Effects of Chopped Carbon Fiber on the Forming, Structure, and Mechanical Properties of CCF/SiC Composites Fabricated by Selective Laser Sintering and Reactive Melt Infiltration

Abstract

Silicon carbide (SiC) composites are fabricated by selective laser sintering (SLS) combined with reactive melt infiltration (RMI) using SiC powder mixed with various contents (0–32 vol%) of chopped carbon fiber (CCF) as reinforcement phase and carbon source. The introduction of an appropriate amount of CCF can reduce the shrinkage and step effect caused by slicing, improving the forming quality of the CCF/SiC preforms after pyrolysis. Meanwhile, as a carbon resource, CCF can react with molten silicon to form the β‐SiC, improving the mechanical properties of CCF/SiC composites. The result shows that the CCF/SiC powder shows excellent fluidity, and the angle of repose of the CCF/SiC powder is 32–40° when the proportion of CCF is less than 24 vol%. CCF/SiC preforms shrinkage is lower than 1.74% and 1.94% along the nonadditive and additive manufacturing directions, respectively.

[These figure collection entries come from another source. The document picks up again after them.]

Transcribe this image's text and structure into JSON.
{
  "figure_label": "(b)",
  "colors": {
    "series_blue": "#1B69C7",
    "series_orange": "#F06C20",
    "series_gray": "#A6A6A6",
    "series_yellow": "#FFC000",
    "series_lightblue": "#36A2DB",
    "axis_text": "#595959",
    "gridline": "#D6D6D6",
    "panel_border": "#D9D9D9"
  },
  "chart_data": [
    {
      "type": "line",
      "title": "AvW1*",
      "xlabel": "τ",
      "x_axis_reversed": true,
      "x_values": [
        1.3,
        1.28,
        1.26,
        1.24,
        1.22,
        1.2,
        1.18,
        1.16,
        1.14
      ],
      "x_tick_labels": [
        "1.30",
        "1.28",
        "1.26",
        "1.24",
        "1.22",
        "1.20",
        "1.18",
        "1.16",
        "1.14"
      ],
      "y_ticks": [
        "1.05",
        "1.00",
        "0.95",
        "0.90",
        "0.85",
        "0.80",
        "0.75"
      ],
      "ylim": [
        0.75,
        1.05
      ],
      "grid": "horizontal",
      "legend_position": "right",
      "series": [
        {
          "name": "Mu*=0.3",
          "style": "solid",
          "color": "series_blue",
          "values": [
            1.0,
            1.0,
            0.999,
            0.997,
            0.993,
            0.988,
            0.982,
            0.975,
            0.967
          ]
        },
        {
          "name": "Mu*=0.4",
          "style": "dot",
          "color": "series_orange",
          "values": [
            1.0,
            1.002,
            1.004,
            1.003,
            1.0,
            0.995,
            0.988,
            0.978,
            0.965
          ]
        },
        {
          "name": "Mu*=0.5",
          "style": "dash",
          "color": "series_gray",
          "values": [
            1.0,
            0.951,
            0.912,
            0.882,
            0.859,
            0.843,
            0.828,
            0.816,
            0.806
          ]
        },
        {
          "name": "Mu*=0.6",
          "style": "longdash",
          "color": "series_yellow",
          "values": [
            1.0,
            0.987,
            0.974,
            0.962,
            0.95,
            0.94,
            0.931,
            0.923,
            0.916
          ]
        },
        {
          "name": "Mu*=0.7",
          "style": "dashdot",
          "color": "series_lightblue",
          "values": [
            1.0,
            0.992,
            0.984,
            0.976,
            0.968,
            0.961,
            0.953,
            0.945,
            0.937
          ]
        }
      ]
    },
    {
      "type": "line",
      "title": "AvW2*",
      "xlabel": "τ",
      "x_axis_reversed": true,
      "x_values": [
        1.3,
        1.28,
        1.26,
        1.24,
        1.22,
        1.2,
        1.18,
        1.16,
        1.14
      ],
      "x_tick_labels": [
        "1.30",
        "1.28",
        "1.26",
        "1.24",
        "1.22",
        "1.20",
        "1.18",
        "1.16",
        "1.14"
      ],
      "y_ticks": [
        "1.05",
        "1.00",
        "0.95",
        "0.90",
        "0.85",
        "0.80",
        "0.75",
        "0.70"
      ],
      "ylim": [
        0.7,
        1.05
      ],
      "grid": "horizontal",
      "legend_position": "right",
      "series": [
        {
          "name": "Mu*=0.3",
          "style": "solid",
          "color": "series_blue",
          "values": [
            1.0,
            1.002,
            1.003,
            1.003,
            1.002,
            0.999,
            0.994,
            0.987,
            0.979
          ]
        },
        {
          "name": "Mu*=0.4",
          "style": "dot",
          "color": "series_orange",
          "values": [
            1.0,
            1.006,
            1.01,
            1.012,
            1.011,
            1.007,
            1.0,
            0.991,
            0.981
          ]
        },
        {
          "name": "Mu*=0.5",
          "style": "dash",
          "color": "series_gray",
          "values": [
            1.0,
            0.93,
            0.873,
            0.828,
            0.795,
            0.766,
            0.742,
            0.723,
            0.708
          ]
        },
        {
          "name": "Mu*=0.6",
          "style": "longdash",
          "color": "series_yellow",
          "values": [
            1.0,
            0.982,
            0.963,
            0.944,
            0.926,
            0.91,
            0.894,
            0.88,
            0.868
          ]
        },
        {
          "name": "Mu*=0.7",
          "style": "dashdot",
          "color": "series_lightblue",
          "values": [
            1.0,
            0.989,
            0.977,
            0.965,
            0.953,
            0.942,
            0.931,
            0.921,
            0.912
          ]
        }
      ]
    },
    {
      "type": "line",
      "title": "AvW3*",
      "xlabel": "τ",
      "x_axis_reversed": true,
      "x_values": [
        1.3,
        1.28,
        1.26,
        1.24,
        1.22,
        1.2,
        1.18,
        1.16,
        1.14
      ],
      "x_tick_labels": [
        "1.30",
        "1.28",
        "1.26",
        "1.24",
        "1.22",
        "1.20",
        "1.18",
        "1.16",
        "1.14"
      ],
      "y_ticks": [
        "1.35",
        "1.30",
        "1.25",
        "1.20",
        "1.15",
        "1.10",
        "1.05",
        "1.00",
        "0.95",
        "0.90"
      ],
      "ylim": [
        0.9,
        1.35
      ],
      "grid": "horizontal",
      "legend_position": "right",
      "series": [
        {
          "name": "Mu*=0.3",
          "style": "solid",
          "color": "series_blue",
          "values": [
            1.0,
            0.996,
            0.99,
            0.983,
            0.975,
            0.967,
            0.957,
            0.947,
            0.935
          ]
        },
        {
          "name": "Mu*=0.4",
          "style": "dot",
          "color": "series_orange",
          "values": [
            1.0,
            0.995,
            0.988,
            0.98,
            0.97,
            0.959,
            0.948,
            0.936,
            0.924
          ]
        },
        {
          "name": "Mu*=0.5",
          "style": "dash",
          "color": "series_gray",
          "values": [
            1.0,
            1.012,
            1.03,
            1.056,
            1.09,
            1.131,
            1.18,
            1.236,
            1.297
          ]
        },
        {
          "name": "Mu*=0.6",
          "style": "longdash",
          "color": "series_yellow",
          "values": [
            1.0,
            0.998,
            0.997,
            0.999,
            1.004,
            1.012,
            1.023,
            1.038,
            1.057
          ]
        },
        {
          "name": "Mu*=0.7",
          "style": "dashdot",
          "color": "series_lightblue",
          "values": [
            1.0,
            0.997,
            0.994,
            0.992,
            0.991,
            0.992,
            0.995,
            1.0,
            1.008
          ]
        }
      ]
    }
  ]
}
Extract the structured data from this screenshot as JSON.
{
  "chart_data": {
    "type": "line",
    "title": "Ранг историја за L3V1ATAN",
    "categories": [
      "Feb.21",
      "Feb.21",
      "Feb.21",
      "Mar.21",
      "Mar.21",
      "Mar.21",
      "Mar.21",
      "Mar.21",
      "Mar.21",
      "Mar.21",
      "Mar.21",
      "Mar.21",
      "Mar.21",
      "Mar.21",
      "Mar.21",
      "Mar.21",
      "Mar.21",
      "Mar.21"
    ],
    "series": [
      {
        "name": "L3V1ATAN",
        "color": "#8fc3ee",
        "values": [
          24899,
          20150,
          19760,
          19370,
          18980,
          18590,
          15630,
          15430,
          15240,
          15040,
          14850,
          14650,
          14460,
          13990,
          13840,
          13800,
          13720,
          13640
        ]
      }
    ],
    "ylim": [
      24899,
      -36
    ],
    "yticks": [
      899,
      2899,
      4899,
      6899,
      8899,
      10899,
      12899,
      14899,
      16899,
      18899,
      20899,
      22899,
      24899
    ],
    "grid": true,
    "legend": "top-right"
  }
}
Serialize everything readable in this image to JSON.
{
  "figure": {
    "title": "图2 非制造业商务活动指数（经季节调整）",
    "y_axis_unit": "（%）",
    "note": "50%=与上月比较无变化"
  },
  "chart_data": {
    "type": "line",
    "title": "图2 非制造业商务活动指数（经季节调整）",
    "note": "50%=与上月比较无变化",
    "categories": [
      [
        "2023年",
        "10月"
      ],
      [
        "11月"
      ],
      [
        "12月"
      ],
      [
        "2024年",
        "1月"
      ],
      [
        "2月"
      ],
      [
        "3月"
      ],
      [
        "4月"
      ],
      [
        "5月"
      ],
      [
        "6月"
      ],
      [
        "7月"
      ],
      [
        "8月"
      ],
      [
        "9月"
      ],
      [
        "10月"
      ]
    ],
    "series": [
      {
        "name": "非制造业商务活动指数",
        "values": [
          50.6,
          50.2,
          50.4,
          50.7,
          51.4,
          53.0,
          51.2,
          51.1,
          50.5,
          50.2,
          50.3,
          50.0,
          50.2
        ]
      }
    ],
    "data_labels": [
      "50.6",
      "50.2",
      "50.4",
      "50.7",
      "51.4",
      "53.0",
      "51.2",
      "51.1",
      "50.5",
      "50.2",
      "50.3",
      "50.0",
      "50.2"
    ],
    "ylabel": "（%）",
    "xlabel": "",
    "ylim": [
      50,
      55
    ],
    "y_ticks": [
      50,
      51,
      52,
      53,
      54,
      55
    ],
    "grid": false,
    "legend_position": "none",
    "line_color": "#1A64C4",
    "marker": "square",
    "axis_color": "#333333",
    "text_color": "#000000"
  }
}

Compared without CCF, the bending strength and fracture toughness of the CCF/SiC composites with 8 vol% CCF improve from 137.9 MPa and 2.69 MPa m1/2 to 177.1 MPa and 3.10 MPa m1/2, respectively. This study is believed to provide a new strategy for additive manufacturing of high‐performance CCF/SiC composites with high CCF content by SLS.